What happens in our brain when we look at a TV or computer screen for a long time?

Multi-stage process, from the elementary treatment of luminous points by the retina to the interpretation of images in higher concepts by consciousness. The complete answer to your question is quite lengthy if one has to consider the effects at each of these levels. Choose two:

Is there physical and neural fatigue caused by prolonged processing of repetitive signals such as a screen? At first no more than for any other activity. Whatever you look at, there are always images to process. Visual fatigue and neurons of vision comes from keeping your eyes open for too long, without a period of sleep, more than what is being watched. Of course the criteria of brightness, wavelength, and frequency of image changes can occur but are relatively incidental to the sleep time to be respected.

Is there an influence of the content of the images, a programming of the mind by the transferred concepts? Undoubtedly. We are our mental representations. Of course, all do not move around freely in consciousness. Existing concepts combine to reject the inconsistent. However, if the transferred content is presented skilfully, it fits seamlessly into the conceptual assembly that shapes your personality, in the same way that a smart talker within a group will greatly influence his behavior.

However, the most important and least known effect of repetitive mental activity is elsewhere. It is neglected because there is still no official theory of the general functioning of the brain. To understand it, you must give credence to the following axiom: the more a mental task is organized, the less it can be exercised independently of the others. For example, the neurological regulation of visceral functions is very low in the organization hierarchy. It is running almost automatically even with a brain in coma. While a highly organized task such as solving a thorny problem mobilizes all conscious attention, other mental tasks are put on stand-by.

But we must not believe that unused neural networks simply remain in the shadows, ready to serve the identical to the next solicitation. Unusual connections are fading away. This is the way the brain manages to reconfigure itself. A conceptual element proves to be wrong or of little use? The links are reformed. It is forgotten. The more the mental representations are sophisticated, elevated in the conceptual hierarchy, the more they disintegrate quickly in case of underemployment. You have certainly noticed it: for example, you assimilate complicated knowledge by having worked on it for an exam. But then it is rarely used. A few months or years later, it became very foggy in your memory. You would have a hard time explaining it as clearly as when you were learning it.

Consequence: The prolonged exercise of a mental activity, such as watching television or working on a computer screen, is at the expense of other activities of the same level. These tend to lose acuity, responsiveness, and of course complementary developments.

This does not make television or computer work harmful in itself. Question of proportion in all activities, and presence of attractive alternatives: it is the lack of rivals that makes an occupation addictive.

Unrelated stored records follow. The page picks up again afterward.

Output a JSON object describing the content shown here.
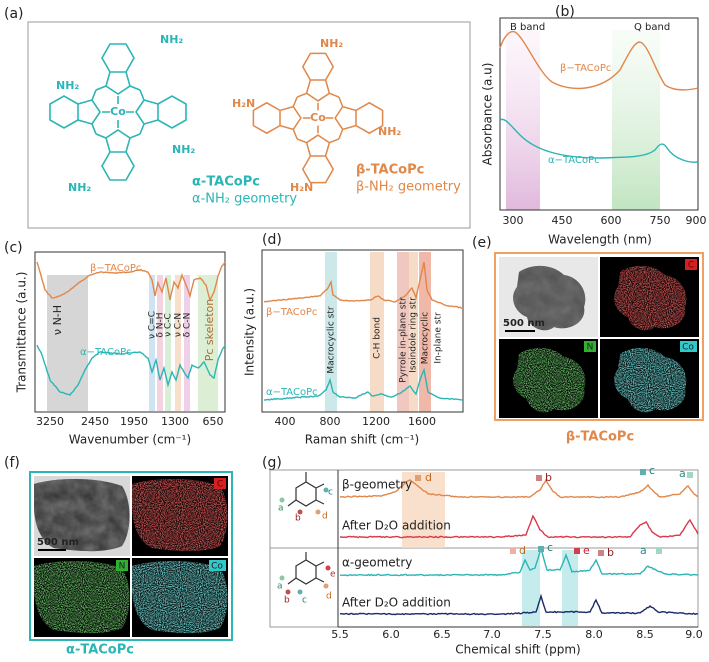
{
  "a": {
    "label": "(a)",
    "alpha": {
      "amines": [
        "NH₂",
        "NH₂",
        "NH₂",
        "NH₂"
      ],
      "metal": "Co",
      "name": "α-TACoPc",
      "geometry": "α-NH₂ geometry"
    },
    "beta": {
      "amines": [
        "NH₂",
        "H₂N",
        "NH₂",
        "H₂N"
      ],
      "metal": "Co",
      "name": "β-TACoPc",
      "geometry": "β-NH₂ geometry"
    }
  },
  "b": {
    "label": "(b)",
    "xlabel": "Wavelength (nm)",
    "ylabel": "Absorbance (a.u)",
    "xticks": [
      "300",
      "450",
      "600",
      "750",
      "900"
    ],
    "bands": [
      "B band",
      "Q band"
    ],
    "traces": [
      "β−TACoPc",
      "α−TACoPc"
    ]
  },
  "c": {
    "label": "(c)",
    "xlabel": "Wavenumber (cm⁻¹)",
    "ylabel": "Transmittance (a.u.)",
    "xticks": [
      "3250",
      "2450",
      "1950",
      "1300",
      "650"
    ],
    "traces": [
      "β−TACoPc",
      "α−TACoPc"
    ],
    "assignments": [
      "ν N-H",
      "ν C=C",
      "δ N-H",
      "ν C-C",
      "ν C-N",
      "δ C-N",
      "Pc skeleton"
    ]
  },
  "d": {
    "label": "(d)",
    "xlabel": "Raman shift (cm⁻¹)",
    "ylabel": "Intensity (a.u.)",
    "xticks": [
      "400",
      "800",
      "1200",
      "1600"
    ],
    "traces": [
      "β−TACoPc",
      "α−TACoPc"
    ],
    "assignments": [
      "Macrocyclic str",
      "C-H bond",
      "Pyrrole in-plane str",
      "Isoindole ring str",
      "Macrocyclic",
      "In-plane str"
    ]
  },
  "e": {
    "label": "(e)",
    "scale": "500 nm",
    "elements": [
      "C",
      "N",
      "Co"
    ],
    "caption": "β-TACoPc"
  },
  "f": {
    "label": "(f)",
    "scale": "500 nm",
    "elements": [
      "C",
      "N",
      "Co"
    ],
    "caption": "α-TACoPc"
  },
  "g": {
    "label": "(g)",
    "xlabel": "Chemical shift (ppm)",
    "xticks": [
      "5.5",
      "6.0",
      "6.5",
      "7.0",
      "7.5",
      "8.0",
      "8.5",
      "9.0"
    ],
    "traces": [
      "β-geometry",
      "After D₂O addition",
      "α-geometry",
      "After D₂O addition"
    ],
    "beta_peaks": [
      "d",
      "b",
      "c",
      "a"
    ],
    "alpha_peaks": [
      "d",
      "c",
      "e",
      "b",
      "a"
    ],
    "beta_structure": [
      "a",
      "c",
      "b",
      "d"
    ],
    "alpha_structure": [
      "a",
      "c",
      "b",
      "d",
      "e"
    ]
  }
}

What is the neurological reason? It requires a small revision of our free will. High-level tasks are acting representations, that is, they call themselves. They are our tastes, our desires, our decisions. When one is used very frequently, its celebrity makes it come back to the stage, especially when it recruits a lot of hopes, rewards, identity reinforcement. Glued to a video game or a TV series? Nothing suprising. You are, temporarily, the game or the series. At least its mental representation. This popularity changes you. It is only by constructing even higher hierarchical representations, which are the image of the self in its environment, that one can « become aware of » it.